I lift my knees to open myself up to him even more, my dress falling around me. I still have my underwear and my boots on, but no time to take those off. My hands go to his back and slide down into his shorts, feeling the firm cheeks of his bottom, I squeeze it and he groans. His mouth breaks off from mine so that he can kiss a pathway down my neck, open-mouthed kisses, and his teeth sink into my flesh, taking a bite, licking the spot when it undoubtedly leaves a mark. He’s never done that before. It's like he’s a savage and claiming his woman.

Consider me claimed.

I push his shorts down and feel his arousal. Hard as a rock, as always. My mouth waters at the thought of it being inside me.

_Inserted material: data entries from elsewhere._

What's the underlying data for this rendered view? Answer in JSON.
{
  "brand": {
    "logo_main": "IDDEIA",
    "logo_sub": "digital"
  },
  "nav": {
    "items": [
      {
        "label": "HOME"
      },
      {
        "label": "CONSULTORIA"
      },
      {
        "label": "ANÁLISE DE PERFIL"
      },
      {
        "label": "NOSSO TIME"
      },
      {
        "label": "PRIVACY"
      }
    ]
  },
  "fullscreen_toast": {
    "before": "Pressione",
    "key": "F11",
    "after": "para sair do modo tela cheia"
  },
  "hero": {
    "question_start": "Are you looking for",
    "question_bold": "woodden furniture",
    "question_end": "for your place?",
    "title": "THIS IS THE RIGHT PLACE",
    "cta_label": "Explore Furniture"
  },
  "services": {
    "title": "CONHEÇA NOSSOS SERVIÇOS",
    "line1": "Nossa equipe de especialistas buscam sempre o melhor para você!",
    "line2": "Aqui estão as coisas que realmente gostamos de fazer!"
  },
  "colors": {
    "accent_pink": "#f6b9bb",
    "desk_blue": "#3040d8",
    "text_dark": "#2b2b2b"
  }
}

His hand slides down to my hips and his rough, calloused fingers trail down my inner thigh, sliding into my underwear and inside me. Even if it is only his finger at this point, his feel of him is out of this world. All feels right at this moment.

He groans. “So fucking wet for me.”

He lifts his body, positioning his cock at my entrance. He doesn't even try and take my knickers off - he pushes them to one side, then he’s inside me, filling me, to the hilt. The weight of him presses me down on to the stairs, hurting my back, but I couldn't care less. I want him to move, and I want it to be rough and hard.

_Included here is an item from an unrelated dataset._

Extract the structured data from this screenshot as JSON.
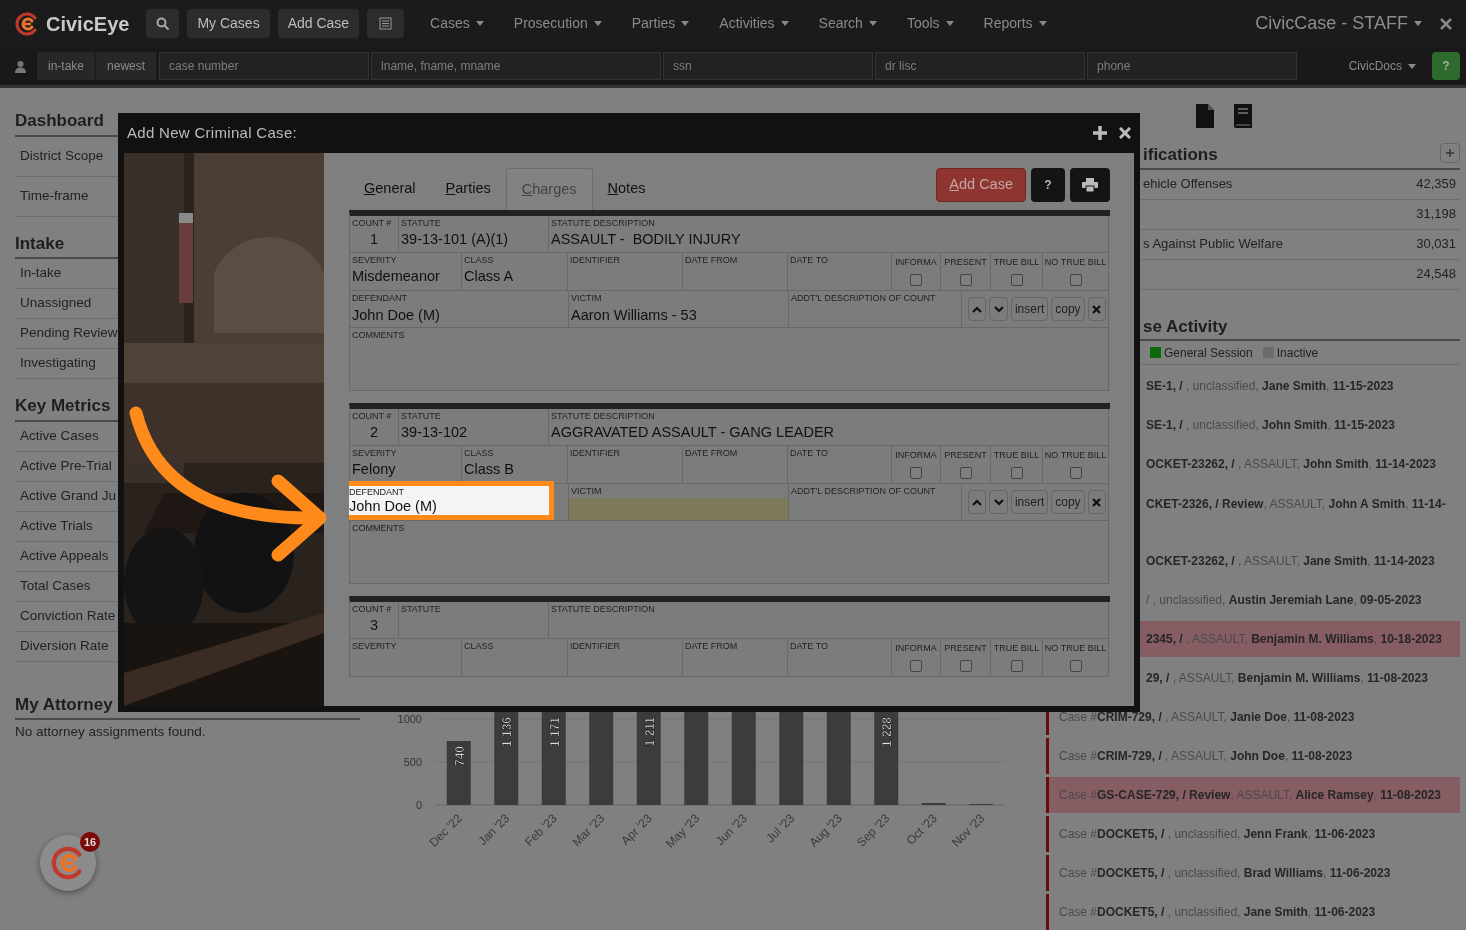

He doesn't disappoint. He starts to move and thrust into me, grunting as he does. I try to lift my pelvis to his movements to get him even deeper. I wrap my boot-clad feet around his back, no doubt scratching him with my boots - I don't care. I can't get him deep enough. I want to feel every inch, every ridge of his cock inside me - I’ve never been this hungry. There are no thoughts - no hurt, just both of us satisfying our bodies and give them what they need. They need each other. We fit so perfectly. How can he ever doubt that this is right? No one will ever take his place for me.

“Harder Dec,” I pant as my head falls back, my mouth open. I'm panting now.

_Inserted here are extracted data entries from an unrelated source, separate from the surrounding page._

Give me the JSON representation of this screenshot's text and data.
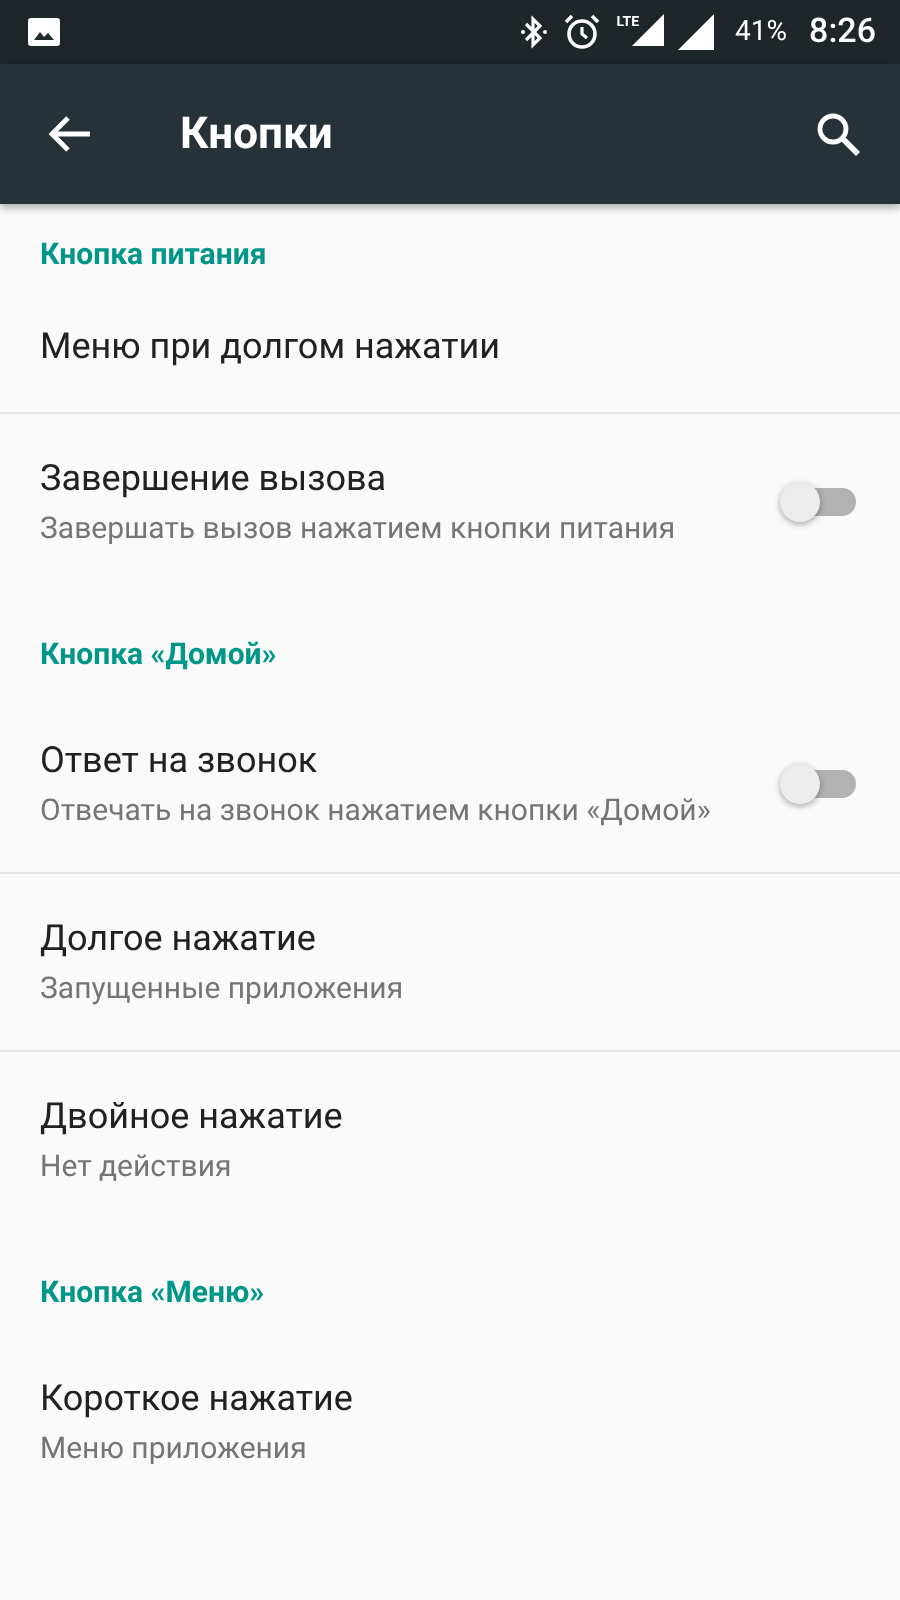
{
  "status_bar": {
    "network": "LTE",
    "battery": "41%",
    "time": "8:26"
  },
  "app_bar": {
    "title": "Кнопки"
  },
  "sections": [
    {
      "header": "Кнопка питания",
      "items": [
        {
          "kind": "plain",
          "title": "Меню при долгом нажатии"
        },
        {
          "kind": "switch",
          "title": "Завершение вызова",
          "summary": "Завершать вызов нажатием кнопки питания",
          "on": false
        }
      ]
    },
    {
      "header": "Кнопка «Домой»",
      "items": [
        {
          "kind": "switch",
          "title": "Ответ на звонок",
          "summary": "Отвечать на звонок нажатием кнопки «Домой»",
          "on": false
        },
        {
          "kind": "plain",
          "title": "Долгое нажатие",
          "summary": "Запущенные приложения"
        },
        {
          "kind": "plain",
          "title": "Двойное нажатие",
          "summary": "Нет действия"
        }
      ]
    },
    {
      "header": "Кнопка «Меню»",
      "items": [
        {
          "kind": "plain",
          "title": "Короткое нажатие",
          "summary": "Меню приложения"
        }
      ]
    }
  ]
}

The hunger starts to build - I'm not going to last long. I clench my insides so that I'm holding onto his cock tightly - I know what it does to him. He groans and starts to move faster. I wonder if you can get carpet burns though material because I feel like I'm going to have some kind of injury. Pain is adding to the rest of my many feelings right now. It hurts my back, so fucking what - I never want this feeling to end. All too soon, my climax takes over me. I wanted it to go on forever. The overwhelming feeling floods all through every nerve ending of my body, and he stiffens as he empties himself into me. His body jerks as he keeps coming and coming. Eventually, he slows down and thrusts twice before his mouth finds mine again. Still inside me, he gives me the most sensual kiss - I feel it everywhere. I look into his eyes, and at first I’m happy that I can see my Dec, but sadness floods me when I see his eyes go blank – I know what that means. This wasn't a reunion - this was a momentary lapse for him. I see remorse there. The thing about Dec is that when he isn't shut down, I can read the emotions all over his face as clear as a typed page. I know his expressions, and I know this isn't a good one.